What the Delaware River ‘salt line’ is, and why we should care where it is
The salt line on the Delaware is 20 miles north of where it should be this time of year. Should we be worried?
Among all the things that Philadelphians love about the Jersey Shore, the taste of the Atlantic Ocean is not one of them.
Fortunately, the Philadelphia Water Department assures that it’s highly unlikely that its customers ever would have saltwater running through their taps. But in recent weeks the so-called salt line — the boundary between oceanic and freshwater — along the Delaware River has spiked radically northward, the result of an astonishingly dry three months.
As of Monday, the salt line had advanced to a location near Philadelphia International Airport, about 20 miles north of average for this time of year, and about 20 miles south of the Baxter water treatment plant in Torresdale, a source of drinking water for about 60% of the city.
» READ MORE: Delaware River water levels at 60% as salt front increases amid drought
The rains forecast for Wednesday night and Thursday morning throughout the Philly region and in upstate Pennsylvania and northern New Jersey should have at least a mild flushing effect, said David Ondrejik, meteorologist and chief hydrologist at the National Oceanic and Atmospheric Administration’s Middle Atlantic River Forecast Center, which monitors conditions in the Delaware and Susquehanna Basins.
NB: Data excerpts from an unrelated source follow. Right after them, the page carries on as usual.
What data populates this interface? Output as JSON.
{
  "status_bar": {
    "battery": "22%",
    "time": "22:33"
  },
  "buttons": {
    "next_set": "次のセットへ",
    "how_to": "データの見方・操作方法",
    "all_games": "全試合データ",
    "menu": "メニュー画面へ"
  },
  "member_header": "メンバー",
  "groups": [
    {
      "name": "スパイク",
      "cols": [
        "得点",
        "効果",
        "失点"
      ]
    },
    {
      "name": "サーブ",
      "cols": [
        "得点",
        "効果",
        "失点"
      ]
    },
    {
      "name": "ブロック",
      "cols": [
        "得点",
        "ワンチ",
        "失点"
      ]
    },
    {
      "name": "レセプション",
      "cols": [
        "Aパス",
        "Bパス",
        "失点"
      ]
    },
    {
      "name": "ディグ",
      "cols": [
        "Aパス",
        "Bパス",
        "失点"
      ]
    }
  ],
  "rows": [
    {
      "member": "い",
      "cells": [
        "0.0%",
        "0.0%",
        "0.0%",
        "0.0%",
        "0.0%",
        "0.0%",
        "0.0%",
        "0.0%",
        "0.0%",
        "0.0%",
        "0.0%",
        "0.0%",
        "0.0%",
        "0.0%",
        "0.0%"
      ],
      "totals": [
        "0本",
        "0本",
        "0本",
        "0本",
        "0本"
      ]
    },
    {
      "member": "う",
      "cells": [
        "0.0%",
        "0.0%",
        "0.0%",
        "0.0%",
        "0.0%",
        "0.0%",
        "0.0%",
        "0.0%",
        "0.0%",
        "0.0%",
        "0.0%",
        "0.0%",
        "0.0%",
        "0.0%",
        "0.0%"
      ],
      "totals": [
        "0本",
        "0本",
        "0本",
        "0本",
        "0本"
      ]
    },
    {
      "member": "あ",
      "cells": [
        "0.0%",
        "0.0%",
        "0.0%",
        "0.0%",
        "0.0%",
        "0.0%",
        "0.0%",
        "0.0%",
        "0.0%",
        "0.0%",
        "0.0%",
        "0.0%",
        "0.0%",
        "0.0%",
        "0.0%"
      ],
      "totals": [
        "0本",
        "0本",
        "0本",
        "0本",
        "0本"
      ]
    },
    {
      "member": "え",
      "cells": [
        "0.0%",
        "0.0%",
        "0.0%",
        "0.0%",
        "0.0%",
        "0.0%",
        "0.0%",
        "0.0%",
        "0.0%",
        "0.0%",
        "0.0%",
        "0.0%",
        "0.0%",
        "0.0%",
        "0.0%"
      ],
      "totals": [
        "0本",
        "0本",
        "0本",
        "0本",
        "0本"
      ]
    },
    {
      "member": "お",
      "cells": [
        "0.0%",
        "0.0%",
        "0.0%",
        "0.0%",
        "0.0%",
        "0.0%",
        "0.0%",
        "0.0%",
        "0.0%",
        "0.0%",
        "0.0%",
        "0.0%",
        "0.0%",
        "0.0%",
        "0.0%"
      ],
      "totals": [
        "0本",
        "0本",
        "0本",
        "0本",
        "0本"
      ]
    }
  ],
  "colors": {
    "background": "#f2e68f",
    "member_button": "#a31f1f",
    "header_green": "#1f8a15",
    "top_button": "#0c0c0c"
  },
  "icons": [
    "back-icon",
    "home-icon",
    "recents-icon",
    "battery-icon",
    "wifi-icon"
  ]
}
However, they won’t come close to wiping out the deficits, or concerns about the spreading dryness.
Just what is the salt line on the Delaware River?
What is more properly the “salt front” is an elusive, fluctuating border separating freshwater from water that is considered too salty to drink or a danger to certain aquatic life and industrial equipment.
The Delaware River empties into Delaware Bay, a saltwater body directly connected to the Atlantic Ocean.
When rain is scarce, the flow of the Delaware weakens, allowing salt to intrude, and its northern extent is called the salt line. Defining its location at times can be in a league with an existential quandary since it’s constantly on the move. The Delaware River Basin Commission prefers to use weekly averages as locators, as opposed to day-to-day changes.
Is the salt line visible?
No. It is determined by a network of water quality monitoring gages and mathematical calculations, explains basin commission spokesperson Kate Schmidt.
The commission has been tracking it since 1963.
Has the salt line ever been this far north?
Yes, and then some. In November 1964, it got as far as the Benjamin Franklin Bridge. Some of the farthest intrusions on record have occurred in November, since on average the fall is one of the year’s drier periods, said the river forecast center’s Ondrejik.
Why should anyone care about the position of the salt line?
Along with soil moisture and other metrics, it is an important drought indicator.
And in addition to potential impacts on drinking water in Philadelphia, Bucks County, and New Jersey, salt concentrations can corrode factory equipment. Have you noticed what road salt can do to your car body?
During the 1964 drought, which lapsed into 1965, the Scott Paper Co., the erstwhile paper behemoth on the Delaware in Chester, suffered over $4 million in damages in today’s dollars, according to the basin commission.
In 1964, less than half an inch of rain fell in each of May, June, and August, peak water-usage months when the foliage and humans can become especially thirsty.
This time around, said Ondrejik, the region caught a break in that the trees and plants are calling it a season and people aren’t filling swimming pools.
Has the salt line ever reached the Baxter water treatment plant?
The Philadelphia Water Department says that if the salt line reached 1964 levels, it’s possible that “very small increases in chloride” might be evident at the plant, which serves about 60% of the city.
But the department says it sees more significant amounts from melting snow carrying road salt into the Delaware.
And while the salt line has made a robust run at the city, from here the going is about to get harder, said Ondrejik. The Delaware makes a sharp jog eastward at Philadelphia, and the turning process is going to make it harder for the salt line to make progress.
How is the salt line kept at bay?
The basin commission has trump cards to play should the salt line become overly aggressive — releases of freshwater from upstream reservoirs.
That assumes that they won’t be dangerously depleted by drought conditions.
But for now, the water department says, any threat to water supplies would be remote.